Let’s Zoom again like we did last summer/yesterday/last week? Ummm, Zoom is now a verb, more frequently heard these days than zerox or google, and no longer needs capitalization (“Thank you so much for the zoom info and the questions.”).There are many other Zooms (the PBS Show, and from that Zoomers, Zoom-aholic, Zoomerang, the lens type, the film technique, and the evil practice of Zoombombing. There is even an emergency health clinic franchise in Portland and Seattle called Zoom+Care (no relation). There have been Zoom cocktail parties, and now, with the shift of season, Zoom barbecues.
What would we have ever done without the wheel? Well, one might now restate the question as “what would we have ever done in COVID-19 quarantine without the Internet and virtual visits?” Thanks to such applications as Zoom, FaceTime and others, many 68ers have been able to keep in touch virtually.

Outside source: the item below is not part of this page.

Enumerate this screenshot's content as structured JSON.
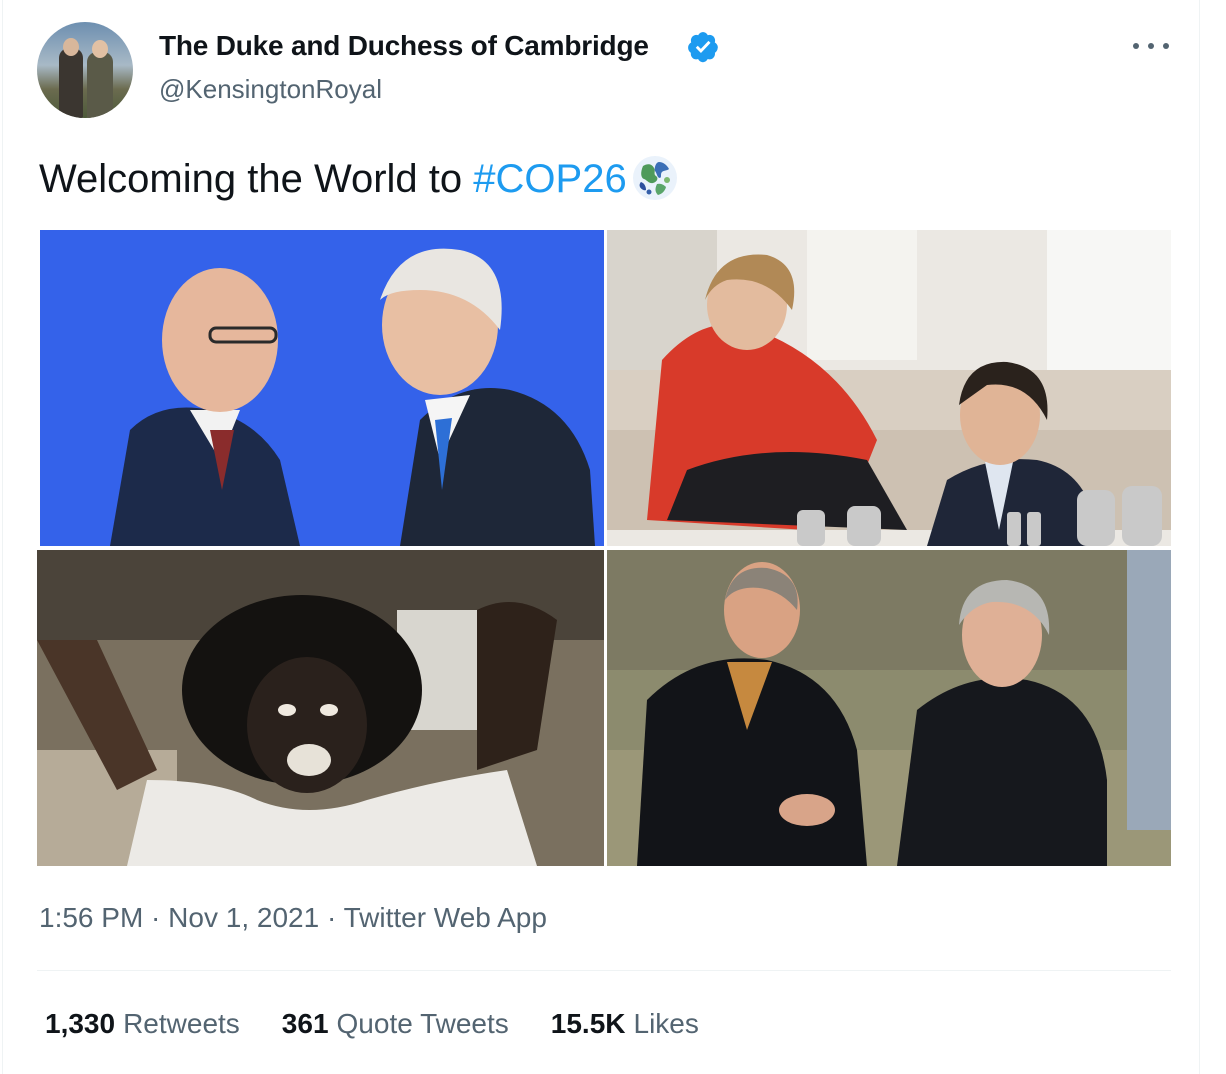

Shown here is a capture of a session held on May 17, 2020 that enabled Frank Reed, Bob Chambers, and Garrett Thornburg (top row) and Clark Hulse, Bob Lord and Wendell Dickerson (bottom row) to reconnect
We give special value to this particular capture not just because we have Clark Hulse back in the fold, but also for the chance to view Bob Lord’s pandemic hair style. We caught up with Bob by phone shortly afterward and learned of an ongoing contest between wife Diane and himself, a game called Count the Masks. Apparently they play this game during their daily walks. Bob conveyed some disappointment after losing one day (he was counting only the human mask-wearers, Diane had graduated to including dogs in her count…).

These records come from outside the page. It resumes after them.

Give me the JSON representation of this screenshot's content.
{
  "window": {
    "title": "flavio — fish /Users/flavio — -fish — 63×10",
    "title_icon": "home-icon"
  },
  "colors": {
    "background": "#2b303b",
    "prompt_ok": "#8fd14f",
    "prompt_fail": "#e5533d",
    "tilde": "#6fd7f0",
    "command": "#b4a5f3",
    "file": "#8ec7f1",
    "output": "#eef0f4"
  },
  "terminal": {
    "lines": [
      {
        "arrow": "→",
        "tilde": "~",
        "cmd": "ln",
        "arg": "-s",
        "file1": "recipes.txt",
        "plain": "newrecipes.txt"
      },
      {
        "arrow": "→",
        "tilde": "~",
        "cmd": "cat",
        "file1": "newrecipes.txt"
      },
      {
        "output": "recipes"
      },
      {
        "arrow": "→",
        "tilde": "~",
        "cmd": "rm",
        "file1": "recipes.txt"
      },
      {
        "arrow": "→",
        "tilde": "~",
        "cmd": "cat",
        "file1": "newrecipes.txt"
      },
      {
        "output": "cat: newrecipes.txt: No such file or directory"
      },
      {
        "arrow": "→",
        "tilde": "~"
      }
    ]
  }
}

There’s no doubt that Zoom does a great job. It stands out among its competitors for its ability to keep the conversation alive even when connectivity falters. What remains to be seen is what status virtual connectivity will maintain once it is an option, and not a requirement. In Massachusetts, lawyers have now been able to make requests of judges remotely, saving a trip through snarled urban traffic. Book clubs and monthly meetings are filled to the brim given the ability to show up and leave at one’s convenience, again, saving a trip across town. But we will most likely favor live TV shows and concerts over their Internet-transmitted counterparts. So it’s not impossible to imagine that Zoom fatigue will disappear when, hopefully, a different Normal takes the place of our current New Normal. Fingers crossed.